Things would have been a whole lot easier if the instructions had been put clearly and understandably. However, with the evidence given I could only assume that their main interests lie in preserving ink and paper, because directions were sparse and not that helpful to people who actually need guidance. It makes me wonder what a "hard" pattern is. Don't save trees! Make things easy on us!
The top is self-lined. So you cut out two of everything (four fabric pieces in all). I assumed this meant "just sew everything together like normal, only with twice the thickness you would usually deal with." My mother expressed some doubts, but after reading the incomprehensible directions left looking dazed and confused, now unsure what I was supposed to be doing, and what a "self-lined" garment was at all.
Well, it soon became apparent that I was doing everything quite wrong. . .apparently I needed to act as if I was making two bodices. Then later I would sew them together, so there would be no raw edges. Hence the word 'lining.'
Well, this called for me taking everything apart after I'd sewn the whole bodice together. I probably just should have plugged along and done things my way, but I'm trying to actually learn how to sew.

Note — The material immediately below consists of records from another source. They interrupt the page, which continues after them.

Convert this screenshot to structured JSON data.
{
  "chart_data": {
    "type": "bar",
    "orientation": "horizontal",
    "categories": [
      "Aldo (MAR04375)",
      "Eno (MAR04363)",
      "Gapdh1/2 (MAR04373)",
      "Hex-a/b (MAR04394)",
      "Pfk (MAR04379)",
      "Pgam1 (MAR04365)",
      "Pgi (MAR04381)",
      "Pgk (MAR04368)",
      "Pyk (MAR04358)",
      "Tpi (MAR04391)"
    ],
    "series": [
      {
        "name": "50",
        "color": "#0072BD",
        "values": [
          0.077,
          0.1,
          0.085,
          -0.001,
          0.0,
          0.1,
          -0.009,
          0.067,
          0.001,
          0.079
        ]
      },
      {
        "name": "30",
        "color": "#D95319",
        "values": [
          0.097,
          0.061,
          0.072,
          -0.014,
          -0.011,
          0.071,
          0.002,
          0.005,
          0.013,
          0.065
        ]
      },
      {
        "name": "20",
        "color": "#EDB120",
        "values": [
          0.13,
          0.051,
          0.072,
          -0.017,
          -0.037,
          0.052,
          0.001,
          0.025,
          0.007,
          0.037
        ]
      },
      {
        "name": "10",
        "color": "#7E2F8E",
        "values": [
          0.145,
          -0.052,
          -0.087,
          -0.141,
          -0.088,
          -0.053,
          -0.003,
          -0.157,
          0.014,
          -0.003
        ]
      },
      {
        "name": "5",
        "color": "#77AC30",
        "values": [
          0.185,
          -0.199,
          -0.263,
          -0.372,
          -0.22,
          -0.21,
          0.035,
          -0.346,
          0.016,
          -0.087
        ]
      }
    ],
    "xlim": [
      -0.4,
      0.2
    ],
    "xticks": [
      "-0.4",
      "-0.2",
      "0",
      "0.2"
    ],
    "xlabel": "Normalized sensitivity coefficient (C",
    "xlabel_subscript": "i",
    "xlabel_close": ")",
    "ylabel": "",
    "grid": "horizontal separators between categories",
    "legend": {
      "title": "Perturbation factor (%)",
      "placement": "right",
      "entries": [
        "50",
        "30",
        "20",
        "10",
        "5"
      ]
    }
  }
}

Somewhere in this time I went outside and threw sticks at the basketball hoop. Hard. (It was the easy alternative to bursting into tears and throwing a Scarlett O'Hara fit on the floor). However, I have notoriously bad aim when angry, so one stick sort of missed and dented my dad's truck/experiment. I think it was the one he wants only for spare parts. . .but afterwards I was almost reconciled to the fact of ripping apart everything I'd spent the best part of a lovely day doing.
I suppose it's enough to say that after three and a half hours I'd almost gotten past step one.

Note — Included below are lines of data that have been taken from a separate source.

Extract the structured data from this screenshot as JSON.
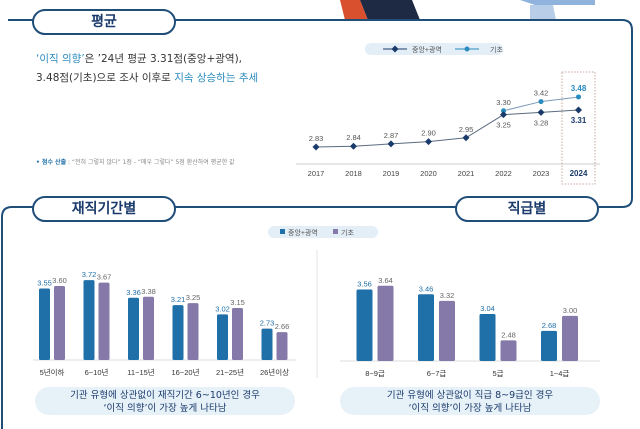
{
  "sections": {
    "average": "평균",
    "tenure": "재직기간별",
    "grade": "직급별"
  },
  "headline": {
    "part1": "‘이직 의향’",
    "part2": "은 ’24년 평균 3.31점(중앙+광역),",
    "part3": "3.48점(기초)으로 조사 이후로 ",
    "part4": "지속 상승하는 추세"
  },
  "note": {
    "label": "• 점수 산출",
    "text": " : “전혀 그렇지 않다” 1점 - “매우 그렇다” 5점 환산하여 평균한 값"
  },
  "callouts": {
    "tenure": [
      "기관 유형에 상관없이 재직기간 6~10년인 경우",
      "‘이직 의향’이 가장 높게 나타남"
    ],
    "grade": [
      "기관 유형에 상관없이 직급 8~9급인 경우",
      "‘이직 의향’이 가장 높게 나타남"
    ]
  },
  "colors": {
    "central": "#1f6fa8",
    "basic": "#8479a8",
    "line_central": "#1a3a6b",
    "line_basic": "#2a8bbf",
    "frame": "#1f4e79"
  },
  "chart_data": [
    {
      "type": "line",
      "categories": [
        "2017",
        "2018",
        "2019",
        "2020",
        "2021",
        "2022",
        "2023",
        "2024"
      ],
      "highlight": "2024",
      "series": [
        {
          "name": "중앙+광역",
          "values": [
            2.83,
            2.84,
            2.87,
            2.9,
            2.95,
            3.25,
            3.28,
            3.31
          ]
        },
        {
          "name": "기초",
          "values": [
            null,
            null,
            null,
            null,
            null,
            3.3,
            3.42,
            3.48
          ]
        }
      ],
      "legend": "top"
    },
    {
      "type": "bar",
      "categories": [
        "5년이하",
        "6~10년",
        "11~15년",
        "16~20년",
        "21~25년",
        "26년이상"
      ],
      "series": [
        {
          "name": "중앙+광역",
          "values": [
            3.55,
            3.72,
            3.36,
            3.21,
            3.02,
            2.73
          ]
        },
        {
          "name": "기초",
          "values": [
            3.6,
            3.67,
            3.38,
            3.25,
            3.15,
            2.66
          ]
        }
      ],
      "legend": "top"
    },
    {
      "type": "bar",
      "categories": [
        "8~9급",
        "6~7급",
        "5급",
        "1~4급"
      ],
      "series": [
        {
          "name": "중앙+광역",
          "values": [
            3.56,
            3.46,
            3.04,
            2.68
          ]
        },
        {
          "name": "기초",
          "values": [
            3.64,
            3.32,
            2.48,
            3.0
          ]
        }
      ],
      "legend": "top"
    }
  ]
}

And then of course, today brought more drama. We forgot to get a zipper, so that will halt progress for a little while, but reading the instructions as to how to put the zipper in left me wondering if I shouldn't arrange some sort of protest outside the Butterick building. Not only are their directions unfathomable, but their "helpful" illustrations only serve to confuse things more.

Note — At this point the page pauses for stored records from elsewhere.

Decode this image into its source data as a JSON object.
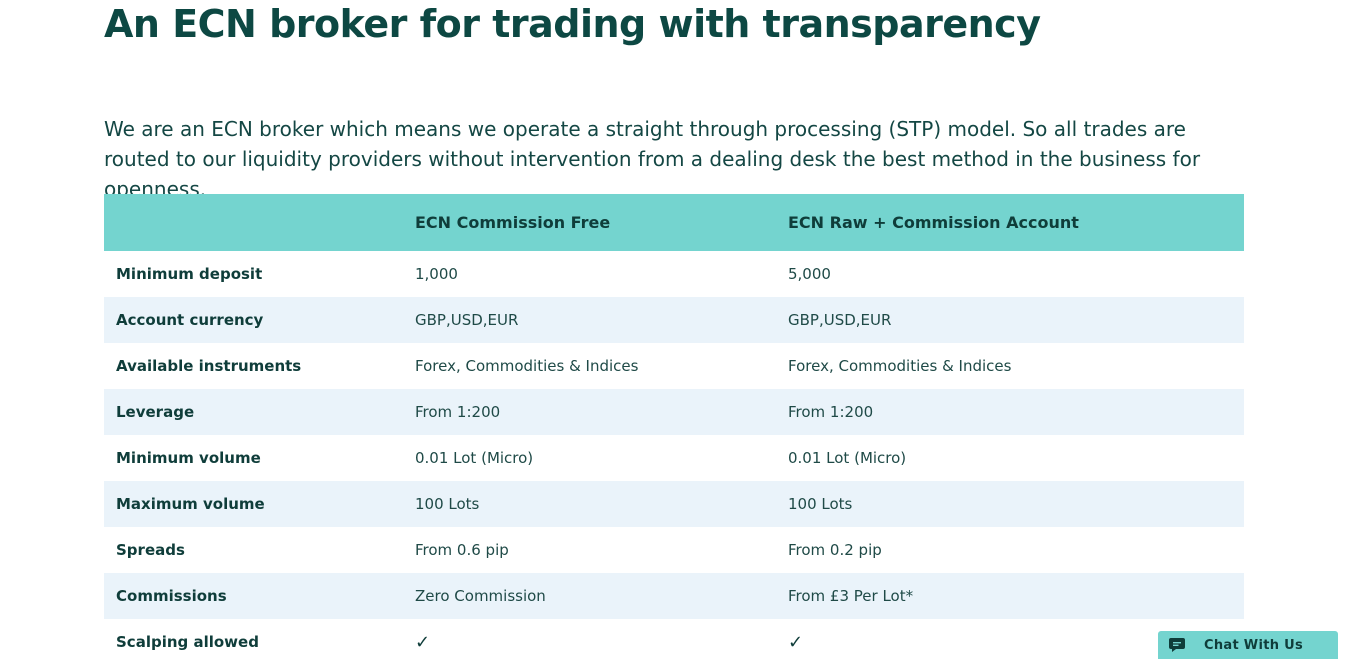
{
  "heading": "An ECN broker for trading with transparency",
  "intro": "We are an ECN broker which means we operate a straight through processing (STP) model. So all trades are routed to our liquidity providers without intervention from a dealing desk the best method in the business for openness.",
  "table": {
    "headers": [
      "",
      "ECN Commission Free",
      "ECN Raw + Commission Account"
    ],
    "rows": [
      {
        "label": "Minimum deposit",
        "free": "1,000",
        "raw": "5,000"
      },
      {
        "label": "Account currency",
        "free": "GBP,USD,EUR",
        "raw": "GBP,USD,EUR"
      },
      {
        "label": "Available instruments",
        "free": "Forex, Commodities & Indices",
        "raw": "Forex, Commodities & Indices"
      },
      {
        "label": "Leverage",
        "free": "From 1:200",
        "raw": "From 1:200"
      },
      {
        "label": "Minimum volume",
        "free": "0.01 Lot (Micro)",
        "raw": "0.01 Lot (Micro)"
      },
      {
        "label": "Maximum volume",
        "free": "100 Lots",
        "raw": "100 Lots"
      },
      {
        "label": "Spreads",
        "free": "From 0.6 pip",
        "raw": "From 0.2 pip"
      },
      {
        "label": "Commissions",
        "free": "Zero Commission",
        "raw": "From £3 Per Lot*"
      },
      {
        "label": "Scalping allowed",
        "free": "✓",
        "raw": "✓"
      }
    ]
  },
  "chat": {
    "label": "Chat With Us",
    "icon": "chat-bubble-icon"
  },
  "colors": {
    "heading": "#0d4843",
    "table_header_bg": "#74d4cf",
    "row_alt_bg": "#eaf3fa"
  }
}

Now I wish I'd never read it--I think I knew how to put a zipper in, before, and now I'm only filled with doubts. It's the One Ring of instructions--you want to use it so bad--it seems as if it could be nothing but good to use it--and when you do you're left exhausted and deceived. I now have total sympathy for Boromir. The effects it has on your personality are just unaccountable. (For those of you who are uninitiated, I'm referring to The Lord of the Rings).
So today, after resewing the front of the bodice for the sixth or seventh time--I do not exaggerate, that's probably an understatement--I finally got it right! With some ugly puckers right in front. Then I realized I'd sewn the sides wrong . . .
All in all I haven't learned much more about sewing, but I'm an expert at ripping out seams!
I've been working on this for about a week now. Also, I had (of course) chosen and orchestrated the pieces I wanted in front. Well, a few days ago I'm taking out some seams, ho-humming my way along, when suddenly the (brand-new) sewing scissors (that belong to my sister) jam, for no apparent reason whatsoever. As usual, I used brute force to fix them, without thinking about possible consequences, and--SNIP--it cut out a nice little triangular flap in the very front of the bodice as I made it close properly. I ended up gluing it. I can't sew it, that's for sure. Then I'd have a thread-wrapped cocoon-shaped pucker in the front of my dress, and that would be worse.
So, my "easy" dress is nearly done. However, I'm beginning to think buying clothing is much cheaper and simpler. The money I'll have to pay for counseling in regards to all the anger and depression this dress-making has caused would have justified a Marc Jacobs evening gown.
But never mind that. I'm planning a nice trip to the mall to relax after the whole traumatic experience is over. Wearing my perfectly-fitting, imperfectly-made new dress. Hopefully.